Vor dem "Blitzkrieg" bewahrt
Die russischen Journalisten sprachen auch das schwierige Thema der Polizeigewalt an. Diese war in der ersten Woche nach der Wahl ausufernd und hat infolge viele weitere Menschen für Straßenproteste motiviert. Mindestens drei Personen verloren im Zusammenhang mit Protesten ihr Leben.
Die Polizisten haben sich aggressiv verhalten. Wir haben viele verprügelte Menschen gesehen. Sind Sie nicht schockiert? War das angemessen? Viele haben wegen der Brutalität demonstriert", fragte einer der Journalisten.
Die RT-Chefredakteurin Margarita Simonjan fügte hinzu, dass auch russische Journalisten, darunter RT-Mitarbeiter, von den Ordnungskräften "etwas abbekamen".
An dieser Stelle wurde der Präsident sichtlich nervös. Er war nicht gewillt, die Ordnungskräfte für die Gewalt zu kritisieren. Diese spielte sich nicht nur auf den Straßen, sondern auch im Polizeigewahrsam ab. Dennoch gab Lukaschenko zu, dass es nicht gut sei, "die Leute, die auf dem Boden liegen", zu verprügeln. "Wenn die Leute am Boden liegen, wird nicht geschlagen".

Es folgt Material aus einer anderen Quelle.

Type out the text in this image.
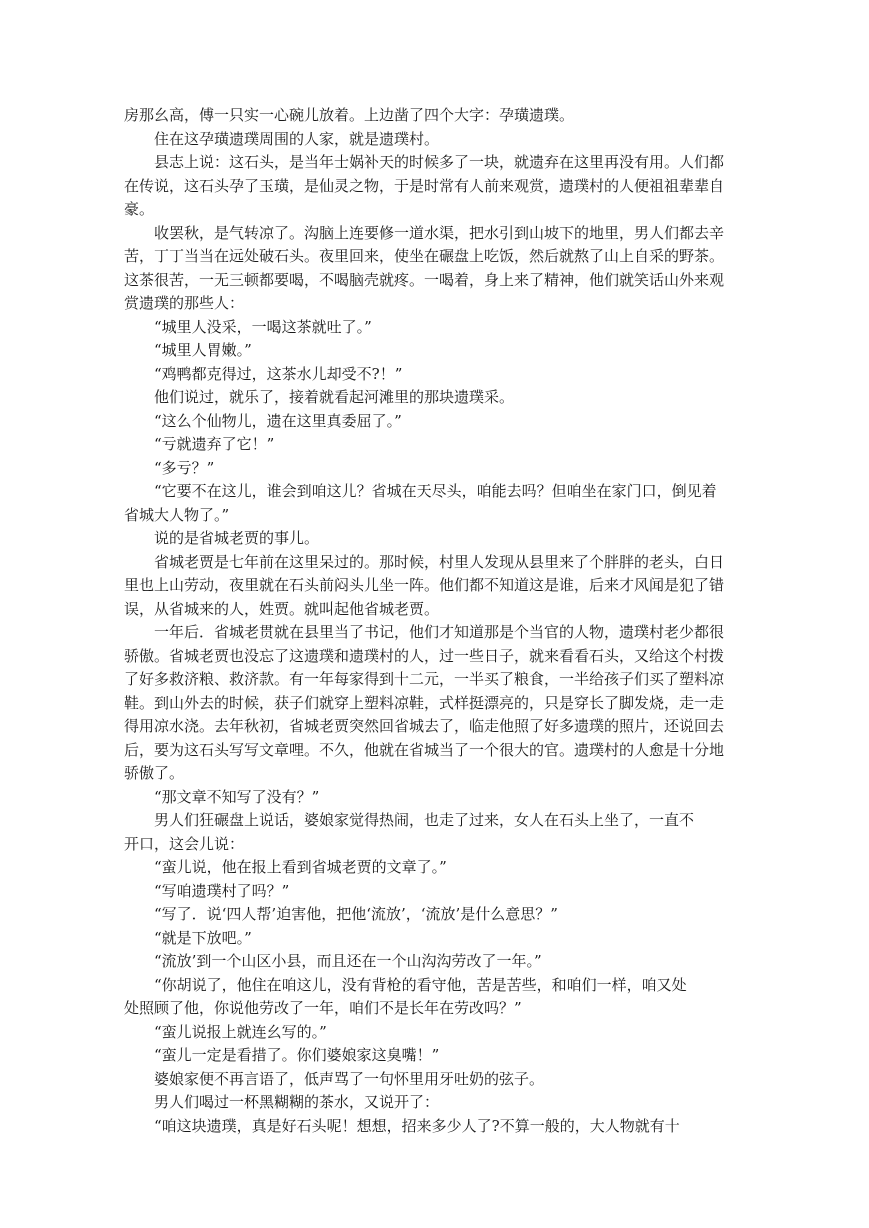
房那幺高，傅一只实一心碗儿放着。上边凿了四个大字：孕璜遗璞。
住在这孕璜遗璞周围的人家，就是遗璞村。
县志上说：这石头，是当年士娲补天的时候多了一块，就遗弃在这里再没有用。人们都
在传说，这石头孕了玉璜，是仙灵之物，于是时常有人前来观赏，遗璞村的人便祖祖辈辈自
豪。
收罢秋，是气转凉了。沟脑上连要修一道水渠，把水引到山坡下的地里，男人们都去辛
苦，丁丁当当在远处破石头。夜里回来，使坐在碾盘上吃饭，然后就熬了山上自采的野茶。
这茶很苦，一无三顿都要喝，不喝脑壳就疼。一喝着，身上来了精神，他们就笑话山外来观
赏遗璞的那些人：
“城里人没采，一喝这茶就吐了。”
“城里人胃嫩。”
“鸡鸭都克得过，这茶水儿却受不?！”
他们说过，就乐了，接着就看起河滩里的那块遗璞采。
“这么个仙物儿，遗在这里真委屈了。”
“亏就遗弃了它！”
“多亏？”
“它要不在这儿，谁会到咱这儿？省城在天尽头，咱能去吗？但咱坐在家门口，倒见着
省城大人物了。”
说的是省城老贾的事儿。
省城老贾是七年前在这里呆过的。那时候，村里人发现从县里来了个胖胖的老头，白日
里也上山劳动，夜里就在石头前闷头儿坐一阵。他们都不知道这是谁，后来才风闻是犯了错
误，从省城来的人，姓贾。就叫起他省城老贾。
一年后．省城老贯就在县里当了书记，他们才知道那是个当官的人物，遗璞村老少都很
骄傲。省城老贾也没忘了这遗璞和遗璞村的人，过一些日子，就来看看石头，又给这个村拨
了好多救济粮、救济款。有一年每家得到十二元，一半买了粮食，一半给孩子们买了塑料凉
鞋。到山外去的时候，获子们就穿上塑料凉鞋，式样挺漂亮的，只是穿长了脚发烧，走一走
得用凉水浇。去年秋初，省城老贾突然回省城去了，临走他照了好多遗璞的照片，还说回去
后，要为这石头写写文章哩。不久，他就在省城当了一个很大的官。遗璞村的人愈是十分地
骄傲了。
“那文章不知写了没有？”
男人们狂碾盘上说话，婆娘家觉得热闹，也走了过来，女人在石头上坐了，一直不
开口，这会儿说：
“蛮儿说，他在报上看到省城老贾的文章了。”
“写咱遗璞村了吗？”
“写了．说‘四人帮’迫害他，把他‘流放’，‘流放’是什么意思？”
“就是下放吧。”
“流放’到一个山区小县，而且还在一个山沟沟劳改了一年。”
“你胡说了，他住在咱这儿，没有背枪的看守他，苦是苦些，和咱们一样，咱又处
处照顾了他，你说他劳改了一年，咱们不是长年在劳改吗？”
“蛮儿说报上就连幺写的。”
“蛮儿一定是看措了。你们婆娘家这臭嘴！”
婆娘家便不再言语了，低声骂了一句怀里用牙吐奶的弦子。
男人们喝过一杯黑糊糊的茶水，又说开了：
“咱这块遗璞，真是好石头呢！想想，招来多少人了?不算一般的，大人物就有十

Ansonsten nahm der Staatschef die Polizei und ihre Sondereinheit OMON in Schutz. "Ihre Aufgabe ist es, das Land unter Kontrolle zu halten." Er wies darauf hin, dass viele von ihnen während der Straßenunruhen selbst angegriffen und verletzt wurden.
39 junge Männer mit Knochenbüchen liegen noch im Krankenhaus. Das schmerzt mich. Sie haben uns vor dem Blitzkrieg bewahrt und damit das Land gerettet", sagte Alexander Lukaschenko.